Triggers

Triggers let external events and schedules drive your KiloClaw agent automatically. Instead of typing every instruction yourself, triggers deliver messages to your agent on your behalf. This lets it react to real-world events or run tasks on a schedule without polling.

All triggers are managed from the Settings page in the KiloClaw section of the sidebar.

Webhook triggers and scheduled triggers use the same trigger concepts across KiloClaw and Cloud Agent, but target different agents. Use KiloClaw triggers when an HTTP event or schedule should deliver a chat message to a KiloClaw instance. Use Cloud Agent triggers when the automation should start a Cloud Agent session against a repository.

Trigger Types

TypeDescription
WebhooksReceive HTTP requests from external services (GitHub, Stripe, monitoring tools, etc.) and deliver them as chat messages to your agent
ScheduledRun tasks on a recurring schedule (e.g. every 15 minutes, daily at 9 AM, weekdays only)

How Triggers Work

  1. A trigger fires
  2. Your prompt template is rendered into a message
  3. That message is delivered to your KiloClaw instance as a chat message
  4. Your agent processes and responds like any other conversation

Each trigger type has its own set of template variables.

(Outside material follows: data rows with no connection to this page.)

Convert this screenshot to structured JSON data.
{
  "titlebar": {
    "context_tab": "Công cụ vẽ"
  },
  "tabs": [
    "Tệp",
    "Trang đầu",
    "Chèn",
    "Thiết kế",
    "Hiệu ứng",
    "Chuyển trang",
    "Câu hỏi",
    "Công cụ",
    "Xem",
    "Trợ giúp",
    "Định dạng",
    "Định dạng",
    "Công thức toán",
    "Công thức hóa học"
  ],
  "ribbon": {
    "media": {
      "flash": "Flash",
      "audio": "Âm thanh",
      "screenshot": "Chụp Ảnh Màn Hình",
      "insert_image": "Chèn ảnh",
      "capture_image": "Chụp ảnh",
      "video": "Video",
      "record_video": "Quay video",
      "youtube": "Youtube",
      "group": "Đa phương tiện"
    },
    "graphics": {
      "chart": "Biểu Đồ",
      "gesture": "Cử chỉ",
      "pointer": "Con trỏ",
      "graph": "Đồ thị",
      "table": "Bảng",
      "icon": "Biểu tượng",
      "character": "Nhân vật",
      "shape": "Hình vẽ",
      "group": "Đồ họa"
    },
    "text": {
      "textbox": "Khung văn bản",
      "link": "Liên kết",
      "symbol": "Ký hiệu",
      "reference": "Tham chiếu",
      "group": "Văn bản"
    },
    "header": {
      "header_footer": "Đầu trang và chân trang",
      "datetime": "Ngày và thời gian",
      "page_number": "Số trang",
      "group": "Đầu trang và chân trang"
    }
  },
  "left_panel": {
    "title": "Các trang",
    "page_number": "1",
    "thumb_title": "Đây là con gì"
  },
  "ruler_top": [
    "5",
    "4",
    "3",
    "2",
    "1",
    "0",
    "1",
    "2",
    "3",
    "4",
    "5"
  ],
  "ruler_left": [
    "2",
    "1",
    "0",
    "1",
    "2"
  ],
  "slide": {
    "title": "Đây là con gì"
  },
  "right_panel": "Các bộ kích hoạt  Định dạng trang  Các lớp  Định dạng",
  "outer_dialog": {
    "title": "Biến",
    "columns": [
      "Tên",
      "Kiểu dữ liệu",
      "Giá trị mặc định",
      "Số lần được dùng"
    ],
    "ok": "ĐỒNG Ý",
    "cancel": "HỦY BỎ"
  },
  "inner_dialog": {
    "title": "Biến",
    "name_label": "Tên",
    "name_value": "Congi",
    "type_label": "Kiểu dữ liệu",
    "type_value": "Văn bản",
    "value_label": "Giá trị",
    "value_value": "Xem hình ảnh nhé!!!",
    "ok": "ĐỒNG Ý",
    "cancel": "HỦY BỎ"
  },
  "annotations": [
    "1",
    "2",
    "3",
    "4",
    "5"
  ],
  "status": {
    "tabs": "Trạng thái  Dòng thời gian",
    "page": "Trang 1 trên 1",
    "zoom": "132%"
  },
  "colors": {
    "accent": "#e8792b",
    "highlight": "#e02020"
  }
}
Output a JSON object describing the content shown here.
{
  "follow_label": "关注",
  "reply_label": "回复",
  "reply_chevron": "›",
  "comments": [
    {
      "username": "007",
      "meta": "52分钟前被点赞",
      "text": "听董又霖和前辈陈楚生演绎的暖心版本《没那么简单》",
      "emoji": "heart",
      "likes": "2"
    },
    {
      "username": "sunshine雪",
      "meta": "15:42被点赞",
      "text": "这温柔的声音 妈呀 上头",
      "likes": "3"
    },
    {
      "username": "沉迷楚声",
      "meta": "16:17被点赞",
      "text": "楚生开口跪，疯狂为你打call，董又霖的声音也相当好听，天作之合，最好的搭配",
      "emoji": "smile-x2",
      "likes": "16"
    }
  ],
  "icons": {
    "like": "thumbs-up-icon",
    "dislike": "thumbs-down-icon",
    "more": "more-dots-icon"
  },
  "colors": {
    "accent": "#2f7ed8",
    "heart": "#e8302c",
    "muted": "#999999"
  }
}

See the Webhooks and Scheduled pages for details.

⚠️Triggers send prompts directly to your agent

When a trigger fires, the rendered message is sent directly to your KiloClaw agent as a prompt. If your instance is configured with a permission model that allows all actions, the agent will execute commands automatically without your explicit approval. This means triggers can cause your agent to take actions without you being aware. Review your instance's permission settings and prompt templates carefully before enabling triggers.

Request History

Trigger activity appears in request history so you can inspect recent webhook and scheduled invocations. History entries show the source (webhook or scheduled), status such as captured, in progress, success, or failed, request metadata, payload details when available, and links or sharing actions for the resulting session.